1-Dosyadaki yazılara, kararın dayandığı kanıtlarla yasaya uygun gerektirici nedenlere, özellikle delillerin değerlendirilmesinde bir isabetsizlik görülmemesine göre davalı-karşı davacıların tüm, davacı-karşı davalıların aşağıdaki bendin kapsamı dışında kalan temyiz itirazları reddedilmelidir.
2-Davacı-karşı davalıların diğer temyiz itirazına gelince; dava, haksız eylem nedeniyle yaralanmadan dolayı uğranılan maddi ve manevi zararın ödetilmesi istemine ilişkindir. Yerel mahkemece istemin bir bölümü kabul edilmiş; karar, davalı-karşı davacılar ile davacı-karşı davalılar tarafından temyiz olunmuştur.
Kişilik hakları, kişinin yaşamı, sağlığı, vücut ve ruh bütünlüğü ile toplum içindeki yerini koruyan haklardır. Kişilik haklarının sosyal ve duygusal kişilik değerlerini de içerdiği gözetildiğinde, kişinin bir yakınının yaralanmasının onun sosyal ve duygusal kişilik değerleri kapsamında olup olmadığı konusu üzerine durulmak gerekir. Sosyal ve duygusal kişilik değerleri, kişinin toplum içindeki yeri, birlikte yaşadığı ailesi ve yakınlarının değer alanı içine giren haklardır. Bu haklar, doğrudan doğruya kişiliğe bağlı olmayan, özellikle aile hukuku içinde yer alan değerlerdir. Bu bağlamda Borçlar Yasası"nın 49. maddesindeki düzenleme gereğince, kişinin doğrudan kendisinin değil de karı, koca, ana, baba ve çocuklar gibi yakınlarının ağır yaralanması gibi somut olayın kendisine özgü ağırlığının ve özelliğinin zorunlu kıldığı olguların kanıtlanması durumunda, aile birliği içinde korunması gereken sosyal ve duygusal kişilik değerlerinin zarar gördüğünün kabul edilmesi gerekir.
Dava konusu olayda; davacılardan ..."nin beyin sarsıntısı geçirecek biçimde yaralandığı, uzun süre gözlem altında tutulduğu ve iyileşme sürecinin 12 aya kadar uzayabileceği anlaşılmaktadır.
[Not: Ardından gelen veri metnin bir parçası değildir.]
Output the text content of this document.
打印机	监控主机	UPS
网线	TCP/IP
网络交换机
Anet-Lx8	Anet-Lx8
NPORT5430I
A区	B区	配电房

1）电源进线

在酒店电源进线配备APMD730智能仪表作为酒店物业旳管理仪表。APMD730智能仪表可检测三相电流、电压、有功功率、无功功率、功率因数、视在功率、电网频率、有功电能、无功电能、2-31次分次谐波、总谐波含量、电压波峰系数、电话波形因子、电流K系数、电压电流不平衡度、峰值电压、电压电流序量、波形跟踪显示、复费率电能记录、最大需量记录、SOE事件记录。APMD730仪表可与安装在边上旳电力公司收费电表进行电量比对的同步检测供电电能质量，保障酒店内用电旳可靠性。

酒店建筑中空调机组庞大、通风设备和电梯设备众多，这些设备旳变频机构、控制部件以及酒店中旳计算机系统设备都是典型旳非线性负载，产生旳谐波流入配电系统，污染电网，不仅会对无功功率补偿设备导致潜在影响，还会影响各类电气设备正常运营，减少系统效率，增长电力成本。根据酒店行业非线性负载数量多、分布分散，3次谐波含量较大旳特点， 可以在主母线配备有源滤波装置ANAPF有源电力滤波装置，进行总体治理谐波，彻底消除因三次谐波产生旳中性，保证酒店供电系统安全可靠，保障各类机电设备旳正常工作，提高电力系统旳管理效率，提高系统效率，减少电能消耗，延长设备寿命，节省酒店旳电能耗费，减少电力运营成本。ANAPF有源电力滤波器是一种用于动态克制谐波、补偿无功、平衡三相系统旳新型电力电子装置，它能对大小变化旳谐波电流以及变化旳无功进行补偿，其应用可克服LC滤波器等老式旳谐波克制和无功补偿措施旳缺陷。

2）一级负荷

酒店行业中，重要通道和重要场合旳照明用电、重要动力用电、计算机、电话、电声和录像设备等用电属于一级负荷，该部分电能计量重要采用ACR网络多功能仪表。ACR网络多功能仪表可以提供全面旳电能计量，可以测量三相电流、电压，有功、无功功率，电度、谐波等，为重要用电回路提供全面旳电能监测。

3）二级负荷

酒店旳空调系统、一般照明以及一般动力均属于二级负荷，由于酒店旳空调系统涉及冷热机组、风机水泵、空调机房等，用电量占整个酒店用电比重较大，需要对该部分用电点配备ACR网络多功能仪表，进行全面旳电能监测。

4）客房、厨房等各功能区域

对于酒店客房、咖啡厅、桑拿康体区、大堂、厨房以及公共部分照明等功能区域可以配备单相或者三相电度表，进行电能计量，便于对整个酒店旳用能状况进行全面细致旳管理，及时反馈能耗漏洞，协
Yaralanmanın belirlenen niteliği ve buna bağlı sonuçları ile aile ilişkisi göz önünde tutulduğunda, anne ve baba olan davacılar ... ile ..."nin de olay nedeniyle kişilik değerlerinde eksilme duygusu yaşayacakları, ayrıca bunun kanıtlama yükümlülüğü altında da bulunmadıkları benimsenmelidir.
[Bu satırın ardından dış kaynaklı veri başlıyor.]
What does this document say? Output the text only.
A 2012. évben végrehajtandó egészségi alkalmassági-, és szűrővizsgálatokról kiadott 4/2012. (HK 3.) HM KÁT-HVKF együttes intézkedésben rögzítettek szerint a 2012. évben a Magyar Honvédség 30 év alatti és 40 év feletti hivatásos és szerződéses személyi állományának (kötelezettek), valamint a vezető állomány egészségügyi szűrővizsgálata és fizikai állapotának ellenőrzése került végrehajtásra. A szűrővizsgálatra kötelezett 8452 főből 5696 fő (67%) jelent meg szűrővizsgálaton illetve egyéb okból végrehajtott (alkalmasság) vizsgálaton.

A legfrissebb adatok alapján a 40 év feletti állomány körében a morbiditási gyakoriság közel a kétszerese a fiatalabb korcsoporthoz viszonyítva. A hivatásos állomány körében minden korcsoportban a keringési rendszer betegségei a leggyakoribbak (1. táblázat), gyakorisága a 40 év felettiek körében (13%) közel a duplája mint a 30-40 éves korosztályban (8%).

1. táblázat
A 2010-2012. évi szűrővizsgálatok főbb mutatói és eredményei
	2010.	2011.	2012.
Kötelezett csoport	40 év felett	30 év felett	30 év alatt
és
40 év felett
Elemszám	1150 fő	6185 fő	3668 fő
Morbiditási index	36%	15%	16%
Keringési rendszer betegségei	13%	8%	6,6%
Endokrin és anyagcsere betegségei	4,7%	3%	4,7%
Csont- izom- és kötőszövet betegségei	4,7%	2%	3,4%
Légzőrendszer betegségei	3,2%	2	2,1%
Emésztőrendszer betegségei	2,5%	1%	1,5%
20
Yerel mahkemece açıklanan olgular gözetilerek, davacı anne ve baba yararına uygun tutarlarda manevi tazminat takdir edilmesi gerekirken, yerinde olmayan yazılı gerekçeyle, onların manevi tazminat istemlerinin tümden reddedilmiş olması usul ve yasaya uygun düşmediğinden kararın bozulması gerekmiştir.
SONUÇ: Temyiz olunan kararın yukarıda (2) sayılı bentte gösterilen nedenlerle davacı-karşılık davalılar yararına BOZULMASINA; tarafların öteki temyiz itirazlarının ilk bentteki nedenlerle reddine ve temyiz eden davacı-karşı davalıdan peşin alınan harcın istek halinde geri verilmesine 19/04/2011 gününde oybirliğiyle karar verildi.